November R&D Round Up

E-mail Melanie Martella

 

This month we have chemical sensors designed to fit inside your cell phone, contact lenses that double as heads-up displays, and surface plasmon resonance sensors with multiple channels.

Sniffing Smart Phones
Chemical sensors could be coming to an iPhone near you, at least if the researchers from NASA Ames Research Center have anything to say about it. Led by Jing Li, the team have developed a proof of concept chemical sensor designed to plug into an iPhone and detect airborne ammonia, chlorine, and methane. The postage-stamp-sized device combines a multi-channel silicon-based sensing chip that incorporates 64 nanosensors with a sample jet sensing system and supporting electronics. You can read more (and, more importantly, see the pictures, here). Many research projects have sought to combine additional sensors with cell phones for a variety of applications, including urban pollution, but this may be the slickest I've seen.

Look Into My Eyes
As a long-time wearer of contact lenses, I'm really not sure whether I'm intrigued or squicked out by the article "Contact lenses to get built-in virtual graphics" that appeared in New Scientist. I think intrigued is winning. The gist of the article is that Babak Parviz at the University of Washington, in Seattle, had the bright idea to incorporate a heads-up display into a contact lens, thus enabling a much wider field of view (a limitation with the current systems). The prototype, which has been fitted to a rabbit, is powered by a loop antenna but manages to fit power management circuitry and a tiny LED into crevices within the lens all (so they say) without obscuring the field of view of the wearer.
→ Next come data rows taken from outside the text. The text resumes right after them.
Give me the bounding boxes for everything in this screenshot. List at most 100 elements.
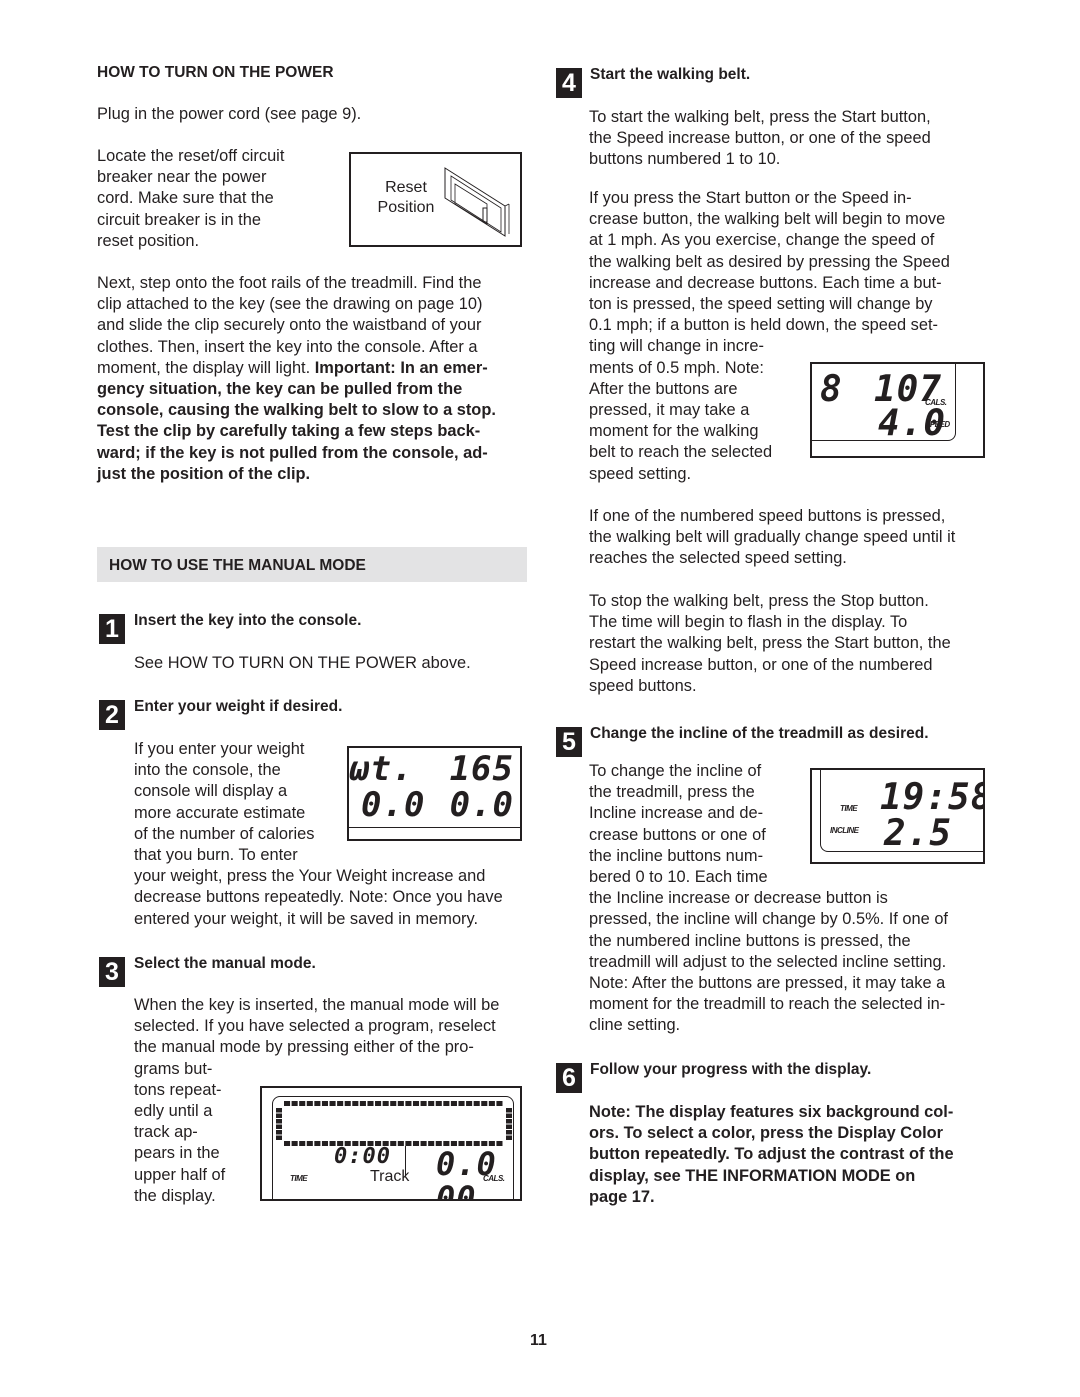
text-line: your weight, press the Your Weight incre… (134, 867, 486, 886)
track-segment (306, 1101, 313, 1106)
text-line: and slide the clip securely onto the wai… (97, 316, 482, 335)
text-line: moment for the treadmill to reach the se… (589, 995, 946, 1014)
text-line: Locate the reset/off circuit (97, 147, 285, 165)
warning-line: just the position of the clip. (97, 464, 311, 483)
track-segment (405, 1141, 412, 1146)
track-segment (435, 1101, 442, 1106)
display-time-label: TIME (290, 1174, 308, 1183)
text-line: If you press the Start button or the Spe… (589, 189, 912, 207)
track-segment (382, 1101, 389, 1106)
track-segment (299, 1141, 306, 1146)
display-divider (349, 827, 520, 828)
text-line: Speed increase button, or one of the num… (589, 655, 933, 674)
text-line: ting will change in incre- (589, 337, 764, 356)
track-segment (428, 1101, 435, 1106)
text-line: the Speed increase button, or one of the… (589, 129, 931, 148)
text-line: moment, the display will light. Importan… (97, 358, 496, 379)
track-segment (375, 1101, 382, 1106)
step-4-stop-text: To stop the walking belt, press the Stop… (589, 591, 951, 697)
track-segment (506, 1108, 512, 1113)
track-segment (466, 1101, 473, 1106)
display-track-label: Track (370, 1168, 410, 1185)
track-segment (405, 1101, 412, 1106)
manual-mode-heading: HOW TO USE THE MANUAL MODE (109, 557, 366, 574)
track-segment (359, 1101, 366, 1106)
text-line: the numbered incline buttons is pressed,… (589, 931, 911, 950)
text-line: 0.1 mph; if a button is held down, the s… (589, 316, 938, 335)
text-line: reaches the selected speed setting. (589, 549, 847, 568)
warning-line: console, causing the walking belt to slo… (97, 401, 496, 420)
text-line: Next, step onto the foot rails of the tr… (97, 274, 482, 292)
track-segment (352, 1101, 359, 1106)
track-segment (276, 1113, 282, 1118)
step-5-badge: 5 (556, 727, 582, 757)
text-line: Note: After the buttons are pressed, it … (589, 974, 946, 993)
text-line: selected. If you have selected a program… (134, 1017, 496, 1036)
track-segment (321, 1101, 329, 1106)
text-line: the walking belt as desired by pressing … (589, 252, 950, 271)
figure-label-line2: Position (377, 199, 435, 216)
text-line: To stop the walking belt, press the Stop… (589, 592, 929, 610)
track-segment (412, 1141, 420, 1146)
track-segment (299, 1101, 306, 1106)
text-line: speed setting. (589, 464, 692, 483)
track-segment (284, 1141, 291, 1146)
track-segment (506, 1135, 512, 1140)
text-line: decrease buttons repeatedly. Note: Once … (134, 888, 503, 907)
display-time-value: 0:00 (334, 1144, 391, 1169)
power-instructions-paragraph: Next, step onto the foot rails of the tr… (97, 273, 496, 485)
text-line: speed buttons. (589, 676, 697, 695)
step-2-title: Enter your weight if desired. (134, 698, 343, 715)
track-segment (496, 1101, 503, 1106)
text-line: page 17. (589, 1187, 655, 1206)
text-line: Note: The display features six backgroun… (589, 1103, 954, 1121)
text-fragment: moment, the display will light. (97, 358, 315, 377)
track-segment (428, 1141, 435, 1146)
text-line: restart the walking belt, press the Star… (589, 634, 951, 653)
track-segment (321, 1141, 329, 1146)
incline-display-figure: TIME 19:58 INCLINE 2.5 (810, 768, 985, 864)
warning-line: gency situation, the key can be pulled f… (97, 380, 463, 399)
display-incline-label: INCLINE (830, 826, 859, 835)
step-1-text: See HOW TO TURN ON THE POWER above. (134, 654, 471, 672)
text-line: breaker near the power (97, 168, 267, 187)
text-line: treadmill will adjust to the selected in… (589, 952, 947, 971)
track-segment (481, 1101, 488, 1106)
track-segment (473, 1101, 480, 1106)
display-incline-value: 2.5 (884, 813, 953, 854)
display-bottom-right: 0.0 (449, 785, 514, 825)
text-line: crease button, the walking belt will beg… (589, 210, 946, 229)
track-segment (291, 1101, 298, 1106)
text-line: clip attached to the key (see the drawin… (97, 295, 483, 314)
text-line: the walking belt will gradually change s… (589, 528, 956, 547)
text-line: the Incline increase or decrease button … (589, 889, 888, 908)
step-5-title: Change the incline of the treadmill as d… (590, 725, 929, 742)
text-line: If one of the numbered speed buttons is … (589, 507, 946, 525)
track-segment (276, 1130, 282, 1135)
step-6-badge: 6 (556, 1063, 582, 1093)
display-weight-label: ωt. (349, 749, 414, 789)
text-line: entered your weight, it will be saved in… (134, 909, 479, 928)
track-segment (488, 1101, 495, 1106)
track-segment (276, 1124, 282, 1129)
text-line: circuit breaker is in the (97, 210, 261, 229)
text-line: button repeatedly. To adjust the contras… (589, 1145, 954, 1164)
text-line: increase and decrease buttons. Each time… (589, 273, 942, 292)
step-4-start-text: To start the walking belt, press the Sta… (589, 107, 931, 171)
track-segment (291, 1141, 298, 1146)
track-segment (458, 1101, 465, 1106)
display-time-label: TIME (840, 804, 858, 813)
text-line: ors. To select a color, press the Displa… (589, 1124, 944, 1143)
text-line: buttons numbered 1 to 10. (589, 150, 781, 169)
warning-line: ward; if the key is not pulled from the … (97, 443, 488, 462)
track-segment (337, 1101, 344, 1106)
step-3-badge: 3 (99, 957, 125, 987)
power-plug-text: Plug in the power cord (see page 9). (97, 105, 362, 123)
step-6-title: Follow your progress with the display. (590, 1061, 872, 1078)
display-time-value: 19:58 (880, 777, 985, 818)
track-segment (284, 1101, 291, 1106)
display-bottom-left: 0.0 (361, 785, 426, 825)
text-line: grams but- (134, 1059, 213, 1078)
display-weight-value: 165 (449, 749, 514, 789)
important-label: Important: In an emer- (314, 358, 488, 377)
While it's many years away from commercial use, the mere fact that Parviz and his team have achieved this much is, frankly, mind-boggling.

Sculptured Thin Films for Multichannel SPRs
Surface plasmon resonance (SPR) sensors use light to instigate an electromagnetic wave—called a surface plasmon-polariton wave—that moves along a metal/dielectric sandwich and that can be altered by exposure to chemicals or surface irregularities, to name but two. As a result, the sensors are currently used for chemical detection and for certain types of surface microscopy. However, because of the way they work, they're limited to detecting one chemical species per sensor. Thanks to Akhlesh Lakhtakia of Pennsylvania State University that may change. Lakhtakia and his fellows experimented with propogating several surface waves on the substrate (for a far more detailed explanation of exactly what they did and why, I refer you to "Sculptured Materials Allow Multiple Channel Plasmonic Sensors" from Science Daily.) Rather than using the traditional metal/dielectric material, the researchers used a sculptured nematic thin film. Using these materials in a standard SPR sensor set up produced not one but three surface plasmon-polariton waves. Different materials also resulted in more than one wave. Same sensor, same general technology, but now the device can be sensitive to more than one chemical species, say.